Air-breathing rocket engine technology achieves testing milestone
Engineers developing air-breathing rocket propulsion technology achieved an important milestone in May. NASA’s Marshall Space Flight Center in Huntsville, Ala., and its industry partner, Rocketdyne of Canoga Park, Calif., this month completed one hour of testing on an air-breathing rocket – or rocket-based, combined cycle – engine at the General Applied Sciences Laboratory (GASL) in Ronkonkoma, NY. The 3,600 seconds of test time on the ground testing engine represent the most time accumulated on any rocket-based, combined-cycle engine.

NASA is developing technology for air-breathing rocket engines that could help make space transportation safe, reliable and affordable for ordinary people. Powered by engines that “breathe” oxygen from the air, the spacecraft would be completely reusable, take off and land at airport runways, and be ready to fly again within days. The engines would get their initial take-off power from specially designed rockets, called air-augmented rockets, that boost performance about 15 percent over conventional rockets. When the vehicle’s velocity reaches twice the speed of sound, the rockets are turned off and the engines rely totally on oxygen in the atmosphere to burn the hydrogen fuel. Once the vehicle’s speed increases to about 10 times the speed of sound, the engine converts to a conventional rocket-power mode to propel the vehicle into orbit.

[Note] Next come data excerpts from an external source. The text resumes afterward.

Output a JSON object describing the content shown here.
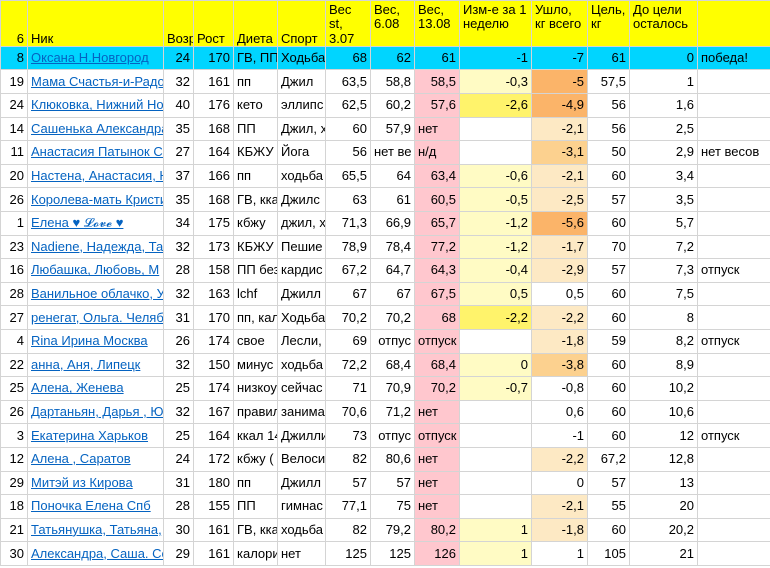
{
  "headers": {
    "idx": "6",
    "nick": "Ник",
    "age": "Возр",
    "height": "Рост",
    "diet": "Диета",
    "sport": "Спорт",
    "w_start": "Вес st, 3.07",
    "w_prev": "Вес, 6.08",
    "w_now": "Вес, 13.08",
    "change_week": "Изм-е за 1 неделю",
    "lost_total": "Ушло, кг всего",
    "goal": "Цель, кг",
    "to_goal": "До цели осталось",
    "note": ""
  },
  "rows": [
    {
      "n": "8",
      "nick": "Оксана Н.Новгород",
      "age": "24",
      "h": "170",
      "diet": "ГВ, ПП",
      "sport": "Ходьба",
      "ws": "68",
      "wp": "62",
      "wn": "61",
      "ch": "-1",
      "lost": "-7",
      "goal": "61",
      "left": "0",
      "note": "победа!"
    },
    {
      "n": "19",
      "nick": "Мама Счастья-и-Радости",
      "age": "32",
      "h": "161",
      "diet": "пп",
      "sport": "Джил",
      "ws": "63,5",
      "wp": "58,8",
      "wn": "58,5",
      "ch": "-0,3",
      "lost": "-5",
      "goal": "57,5",
      "left": "1",
      "note": ""
    },
    {
      "n": "24",
      "nick": "Клюковка, Нижний Новгород",
      "age": "40",
      "h": "176",
      "diet": "кето",
      "sport": "эллипс",
      "ws": "62,5",
      "wp": "60,2",
      "wn": "57,6",
      "ch": "-2,6",
      "lost": "-4,9",
      "goal": "56",
      "left": "1,6",
      "note": ""
    },
    {
      "n": "14",
      "nick": "Сашенька Александра",
      "age": "35",
      "h": "168",
      "diet": "ПП",
      "sport": "Джил, х",
      "ws": "60",
      "wp": "57,9",
      "wn": "нет",
      "ch": "",
      "lost": "-2,1",
      "goal": "56",
      "left": "2,5",
      "note": ""
    },
    {
      "n": "11",
      "nick": "Анастасия Патынок Са",
      "age": "27",
      "h": "164",
      "diet": "КБЖУ 1",
      "sport": "Йога",
      "ws": "56",
      "wp": "нет ве",
      "wn": "н/д",
      "ch": "",
      "lost": "-3,1",
      "goal": "50",
      "left": "2,9",
      "note": "нет весов"
    },
    {
      "n": "20",
      "nick": "Настена, Анастасия, Н",
      "age": "37",
      "h": "166",
      "diet": "пп",
      "sport": "ходьба",
      "ws": "65,5",
      "wp": "64",
      "wn": "63,4",
      "ch": "-0,6",
      "lost": "-2,1",
      "goal": "60",
      "left": "3,4",
      "note": ""
    },
    {
      "n": "26",
      "nick": "Королева-мать Кристи",
      "age": "35",
      "h": "168",
      "diet": "ГВ, кка",
      "sport": "Джилс",
      "ws": "63",
      "wp": "61",
      "wn": "60,5",
      "ch": "-0,5",
      "lost": "-2,5",
      "goal": "57",
      "left": "3,5",
      "note": ""
    },
    {
      "n": "1",
      "nick": "Елена ♥ 𝓛𝓸𝓿𝓮 ♥",
      "age": "34",
      "h": "175",
      "diet": "кбжу",
      "sport": "джил, х",
      "ws": "71,3",
      "wp": "66,9",
      "wn": "65,7",
      "ch": "-1,2",
      "lost": "-5,6",
      "goal": "60",
      "left": "5,7",
      "note": ""
    },
    {
      "n": "23",
      "nick": "Nadiene, Надежда, Та",
      "age": "32",
      "h": "173",
      "diet": "КБЖУ 1",
      "sport": "Пешие",
      "ws": "78,9",
      "wp": "78,4",
      "wn": "77,2",
      "ch": "-1,2",
      "lost": "-1,7",
      "goal": "70",
      "left": "7,2",
      "note": ""
    },
    {
      "n": "16",
      "nick": "Любашка, Любовь, М",
      "age": "28",
      "h": "158",
      "diet": "ПП без",
      "sport": "кардис",
      "ws": "67,2",
      "wp": "64,7",
      "wn": "64,3",
      "ch": "-0,4",
      "lost": "-2,9",
      "goal": "57",
      "left": "7,3",
      "note": "отпуск"
    },
    {
      "n": "28",
      "nick": "Ванильное облачко, У",
      "age": "32",
      "h": "163",
      "diet": "lchf",
      "sport": "Джилл",
      "ws": "67",
      "wp": "67",
      "wn": "67,5",
      "ch": "0,5",
      "lost": "0,5",
      "goal": "60",
      "left": "7,5",
      "note": ""
    },
    {
      "n": "27",
      "nick": "ренегат, Ольга. Челяб",
      "age": "31",
      "h": "170",
      "diet": "пп, кал",
      "sport": "Ходьба",
      "ws": "70,2",
      "wp": "70,2",
      "wn": "68",
      "ch": "-2,2",
      "lost": "-2,2",
      "goal": "60",
      "left": "8",
      "note": ""
    },
    {
      "n": "4",
      "nick": "Rina Ирина Москва",
      "age": "26",
      "h": "174",
      "diet": "свое",
      "sport": "Лесли,",
      "ws": "69",
      "wp": "отпус",
      "wn": "отпуск",
      "ch": "",
      "lost": "-1,8",
      "goal": "59",
      "left": "8,2",
      "note": "отпуск"
    },
    {
      "n": "22",
      "nick": "анна, Аня, Липецк",
      "age": "32",
      "h": "150",
      "diet": "минус",
      "sport": "ходьба",
      "ws": "72,2",
      "wp": "68,4",
      "wn": "68,4",
      "ch": "0",
      "lost": "-3,8",
      "goal": "60",
      "left": "8,9",
      "note": ""
    },
    {
      "n": "25",
      "nick": "Алена, Женева",
      "age": "25",
      "h": "174",
      "diet": "низкоу",
      "sport": "сейчас",
      "ws": "71",
      "wp": "70,9",
      "wn": "70,2",
      "ch": "-0,7",
      "lost": "-0,8",
      "goal": "60",
      "left": "10,2",
      "note": ""
    },
    {
      "n": "26",
      "nick": "Дартаньян, Дарья , Ю",
      "age": "32",
      "h": "167",
      "diet": "правил",
      "sport": "занима",
      "ws": "70,6",
      "wp": "71,2",
      "wn": "нет",
      "ch": "",
      "lost": "0,6",
      "goal": "60",
      "left": "10,6",
      "note": ""
    },
    {
      "n": "3",
      "nick": "Екатерина Харьков",
      "age": "25",
      "h": "164",
      "diet": "ккал 14",
      "sport": "Джилли",
      "ws": "73",
      "wp": "отпус",
      "wn": "отпуск",
      "ch": "",
      "lost": "-1",
      "goal": "60",
      "left": "12",
      "note": "отпуск"
    },
    {
      "n": "12",
      "nick": "Алена , Саратов",
      "age": "24",
      "h": "172",
      "diet": "кбжу (",
      "sport": "Велоси",
      "ws": "82",
      "wp": "80,6",
      "wn": "нет",
      "ch": "",
      "lost": "-2,2",
      "goal": "67,2",
      "left": "12,8",
      "note": ""
    },
    {
      "n": "29",
      "nick": "Митэй из Кирова",
      "age": "31",
      "h": "180",
      "diet": "пп",
      "sport": "Джилл",
      "ws": "57",
      "wp": "57",
      "wn": "нет",
      "ch": "",
      "lost": "0",
      "goal": "57",
      "left": "13",
      "note": ""
    },
    {
      "n": "18",
      "nick": "Поночка Елена Спб",
      "age": "28",
      "h": "155",
      "diet": "ПП",
      "sport": "гимнас",
      "ws": "77,1",
      "wp": "75",
      "wn": "нет",
      "ch": "",
      "lost": "-2,1",
      "goal": "55",
      "left": "20",
      "note": ""
    },
    {
      "n": "21",
      "nick": "Татьянушка, Татьяна,",
      "age": "30",
      "h": "161",
      "diet": "ГВ, кка",
      "sport": "ходьба",
      "ws": "82",
      "wp": "79,2",
      "wn": "80,2",
      "ch": "1",
      "lost": "-1,8",
      "goal": "60",
      "left": "20,2",
      "note": ""
    },
    {
      "n": "30",
      "nick": "Александра, Саша. Се",
      "age": "29",
      "h": "161",
      "diet": "калори",
      "sport": "нет",
      "ws": "125",
      "wp": "125",
      "wn": "126",
      "ch": "1",
      "lost": "1",
      "goal": "105",
      "left": "21",
      "note": ""
    }
  ],
  "colors": {
    "header": "#ffff00",
    "winner_row": "#00d5ff",
    "weight_now": "#ffc7ce",
    "link": "#0563c1"
  }
}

In reaching the one-hour testing milestone, engineers have demonstrated performance of the engine in all of its operating modes and transitions between the various modes. The next step is definition of flight-weight structures and engine systems required for in-flight demonstration of this advanced propulsion system. Development of air-breathing rocket propulsion technology is managed by the Marshall Center’s Advanced Space Transportation Program. NASA’s industry partners in this effort are Rocketdyne; Aerojet Corp. of Sacramento, Calif.; and Pennsylvania State University of University Park.